Key Terms in This Article

Park-PFI
A system under Japan's Urban Parks Act that publicly solicits private operators to develop and manage revenue-generating facilities (e.g., cafés) alongside park facilities. Established by 2017 law revision with up to 20-year permits.
Public-Private Partnership / Private Finance Initiative
An umbrella term for public-private collaboration in delivering public services and managing public infrastructure. PFI specifically leverages private finance for infrastructure, while PPP encompasses PFI plus designated manager systems and comprehensive outsourcing.
Concession
A PFI method where the government retains ownership of public facilities while delegating operational rights to private operators.
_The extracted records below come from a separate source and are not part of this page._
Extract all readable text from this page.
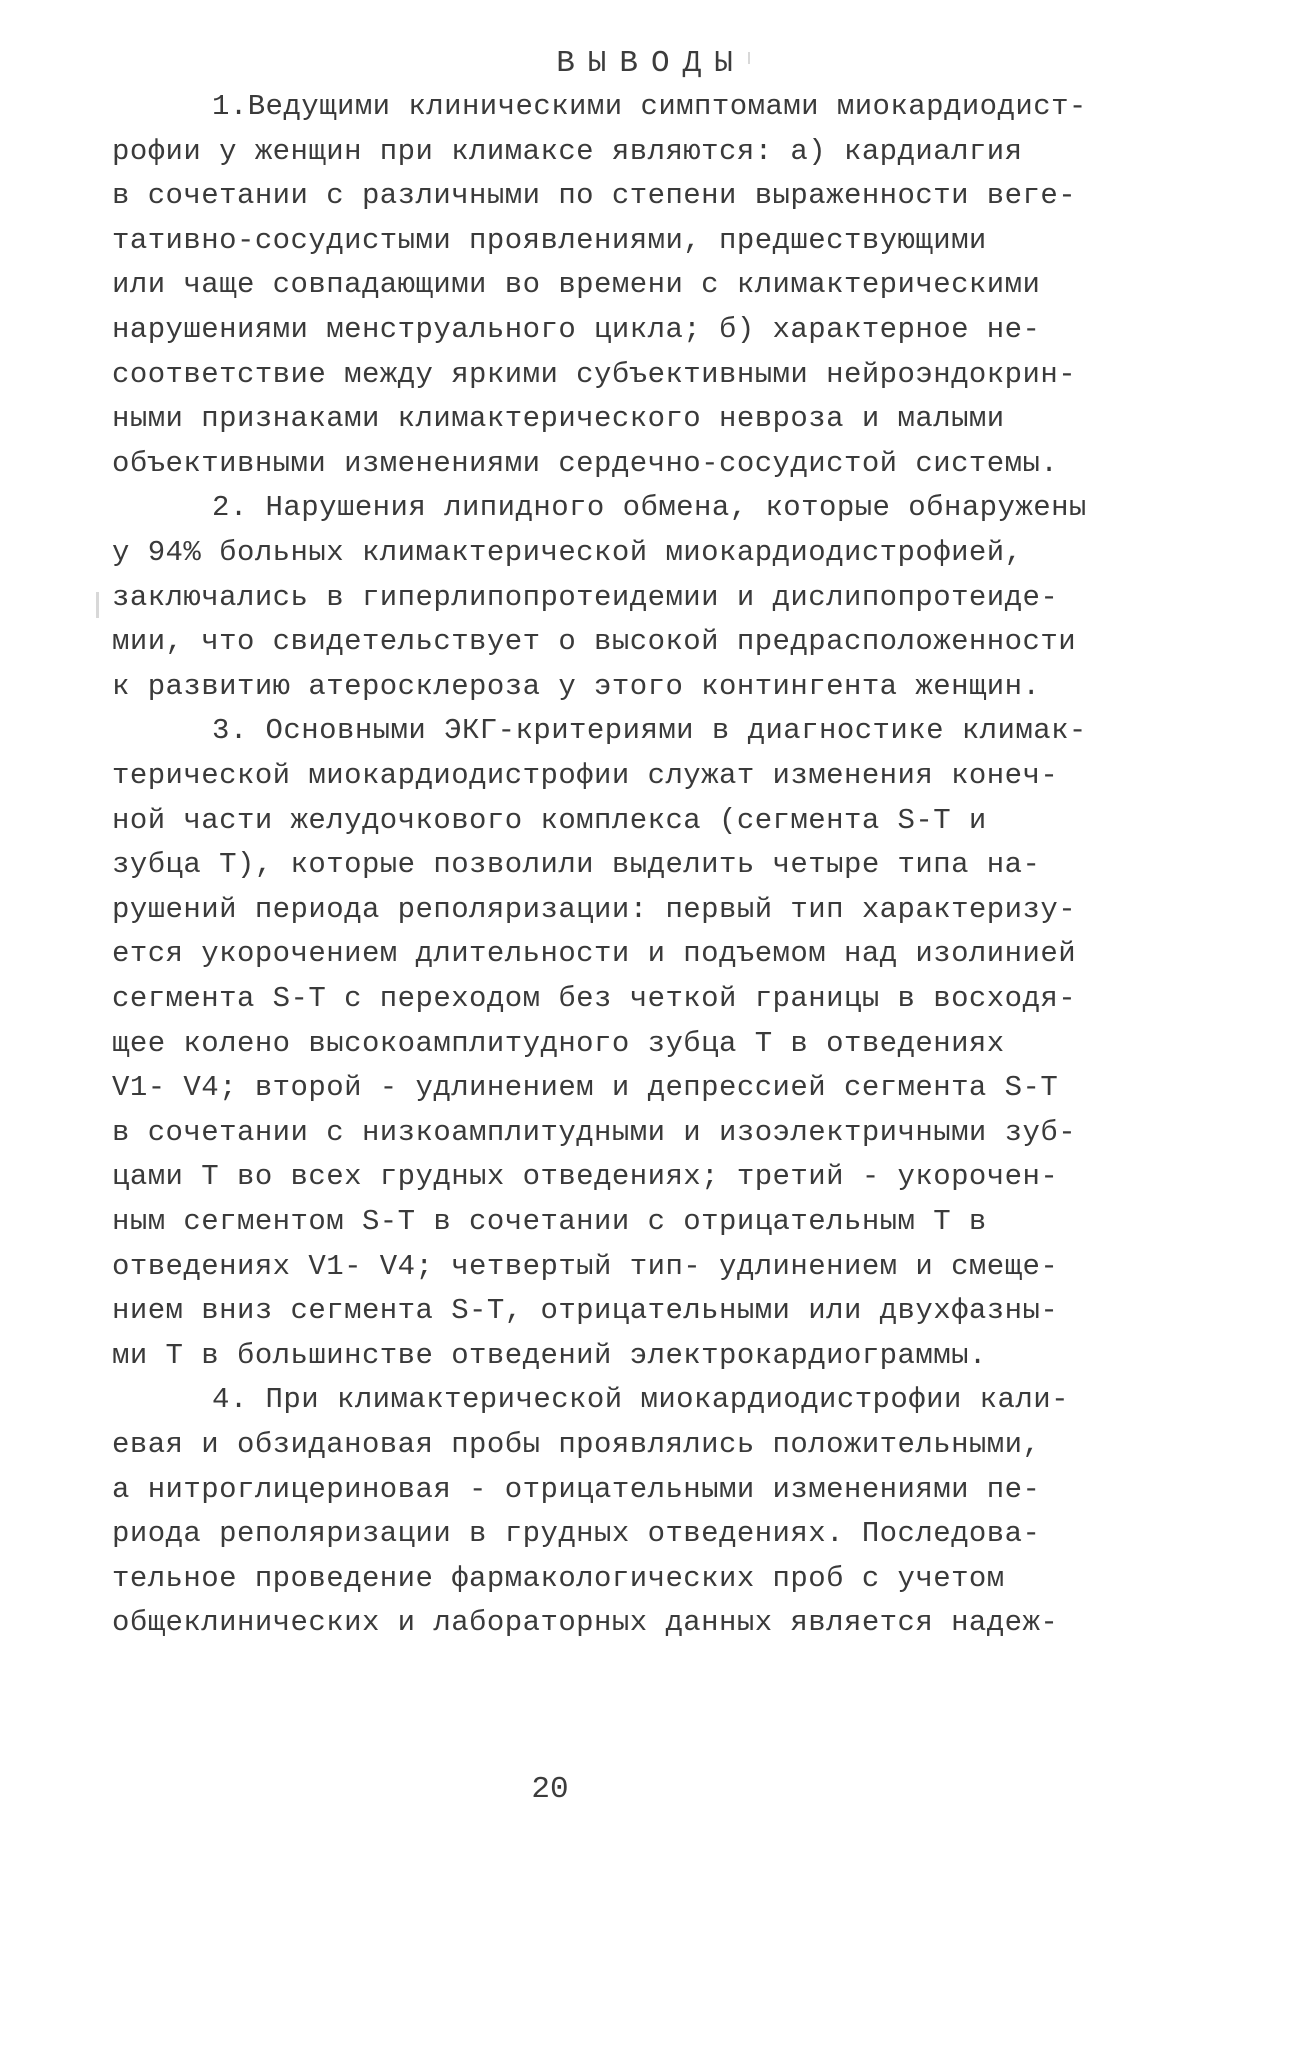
ВЫВОДЫ
1.Ведущими клиническими симптомами миокардиодист-
рофии у женщин при климаксе являются: а) кардиалгия
в сочетании с различными по степени выраженности веге-
тативно-сосудистыми проявлениями, предшествующими
или чаще совпадающими во времени с климактерическими
нарушениями менструального цикла; б) характерное не-
соответствие между яркими субъективными нейроэндокрин-
ными признаками климактерического невроза и малыми
объективными изменениями сердечно-сосудистой системы.
2. Нарушения липидного обмена, которые обнаружены
у 94% больных климактерической миокардиодистрофией,
заключались в гиперлипопротеидемии и дислипопротеиде-
мии, что свидетельствует о высокой предрасположенности
к развитию атеросклероза у этого контингента женщин.
3. Основными ЭКГ-критериями в диагностике климак-
терической миокардиодистрофии служат изменения конеч-
ной части желудочкового комплекса (сегмента S-T и
зубца Т), которые позволили выделить четыре типа на-
рушений периода реполяризации: первый тип характеризу-
ется укорочением длительности и подъемом над изолинией
сегмента S-T с переходом без четкой границы в восходя-
щее колено высокоамплитудного зубца Т в отведениях
V1- V4; второй - удлинением и депрессией сегмента S-T
в сочетании с низкоамплитудными и изоэлектричными зуб-
цами Т во всех грудных отведениях; третий - укорочен-
ным сегментом S-T в сочетании с отрицательным Т в
отведениях V1- V4; четвертый тип- удлинением и смеще-
нием вниз сегмента S-T, отрицательными или двухфазны-
ми Т в большинстве отведений электрокардиограммы.
4. При климактерической миокардиодистрофии кали-
евая и обзидановая пробы проявлялись положительными,
а нитроглицериновая - отрицательными изменениями пе-
риода реполяризации в грудных отведениях. Последова-
тельное проведение фармакологических проб с учетом
общеклинических и лабораторных данных является надеж-
20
In water utilities, Miyagi Prefecture became Japan's first adopter in 2022.
Small Concession
A small-scale PPP/PFI initiative (typically under 1 billion yen) for revitalizing underused public properties such as vacant houses and abandoned schools. MLIT established a dedicated platform in 2024.
Fiscal Capacity Index
An index measuring a local government's fiscal strength, calculated as the 3-year average of standard fiscal revenue divided by standard fiscal demand. Municipalities scoring 1.0+ are non-grant recipients. A fundamental metric for assessing fiscal capacity when selecting PPP/PFI methods.
Designated Manager System
A system under Japan's Local Autonomy Act that allows private operators and NPOs to manage public facilities. Introduced in 2003 to improve efficiency and service quality, though typically short designation periods (3-5 years) can hinder long-term investment.